Spells and Trauma

“Did her way of seeing the world.
Or recollecting it.
Cast a spell on my own brain?
The way that everything I wrote returned.
To the image of a woman’s body.
Poked, upright or inverted.”

This excerpt from the reading stood out to me most due to Kapil’s mastery of interlacing the past, present, and future of trauma. For one, Kapil points to gendering of Intergenerational trauma through motherhood, the mother-daughter relationship, and violence against women. Kapil looks at her mother’s lived experiences, how those experiences have tinted her mother’s existence and parenting, and how Kapil is now burdened with an image of violence that she hadn’t even witnessed firsthand. Interestingly, this even affects Kapil’s own parenting to her son. I also love the theme of mysticism and magic, with Kapil having subconsciously “cast a spell on her own brain” to be trapped in a loop of trauma in her artistry. She doesn’t blame her mother for putting herself in a loop, just herself. It makes it even more powerful when she decides to cast a new universal spell to break out of restrictions. This mysticism is a tool of empowerment. I just love the progression of past to present in just this little excerpt, and in the rest of the reading as well.

–Jane Ekhtman.

4 thoughts on “Spells and Trauma

  1. Janla Camara (She//Her)

    Jane, your response helped me understand the poem in a way that I did not understand initially. I repeatedly observed the writer bringing up the mother and grandmother, but I did not understand why, and now thanks to your response, I understand that the author is speaking on the specific trauma mothers have gone through, and how it affects most mother-daughter relationships.

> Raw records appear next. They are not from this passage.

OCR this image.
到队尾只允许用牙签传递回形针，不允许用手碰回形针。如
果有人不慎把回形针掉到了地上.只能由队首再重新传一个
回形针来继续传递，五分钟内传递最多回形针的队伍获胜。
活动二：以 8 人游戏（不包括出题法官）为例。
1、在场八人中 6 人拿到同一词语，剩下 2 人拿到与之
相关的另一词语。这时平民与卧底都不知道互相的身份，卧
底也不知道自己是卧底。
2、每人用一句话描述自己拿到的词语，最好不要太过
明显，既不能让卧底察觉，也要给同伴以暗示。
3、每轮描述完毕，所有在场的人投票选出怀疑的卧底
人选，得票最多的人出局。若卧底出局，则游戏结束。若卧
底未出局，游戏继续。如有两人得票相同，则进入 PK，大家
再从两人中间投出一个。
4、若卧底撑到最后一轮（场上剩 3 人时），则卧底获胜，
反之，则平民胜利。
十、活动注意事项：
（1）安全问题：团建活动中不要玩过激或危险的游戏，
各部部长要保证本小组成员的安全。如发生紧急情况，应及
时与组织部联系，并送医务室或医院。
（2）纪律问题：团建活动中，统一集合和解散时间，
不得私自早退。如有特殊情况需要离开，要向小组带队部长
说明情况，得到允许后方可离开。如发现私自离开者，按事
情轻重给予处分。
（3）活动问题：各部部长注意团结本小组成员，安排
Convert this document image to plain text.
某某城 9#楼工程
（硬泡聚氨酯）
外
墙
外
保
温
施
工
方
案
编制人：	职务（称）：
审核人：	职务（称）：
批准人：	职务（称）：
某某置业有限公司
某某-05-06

  2. Zachary Rosman (he/him)

    Hi Jane,

    I wonder, with all the past and present trauma depicted in the poem, I wonder if there is any mention of the future of this intergenerational trauma in this book, especially as it pertains to the author’s son. I would love to see his perspective on the event and what similarities and differences his experience of this past trauma he shares with his mother and grandmother.

    -Zachary Rosman

  3. Sharielly Almanzar (She/her/hers)

    Jane, I really liked your connection of the how the author’s exposure to this trauma from her mother has shaped her. The fact that she uses this loop of trauma in her writing really does tell you about how she has coped with her past in a healthy way because she is writing which helps her express herself. She is learning from the past as way to build her future.

  4. Christopher Chang (he/him/his)

    I agree with Sharielly’s interpretation. It’s often said that one can look to the past to predict the future, but I get the impression that Kapil wants to break free from the past. It’s almost as if past trauma changes one’s future to become deterministic.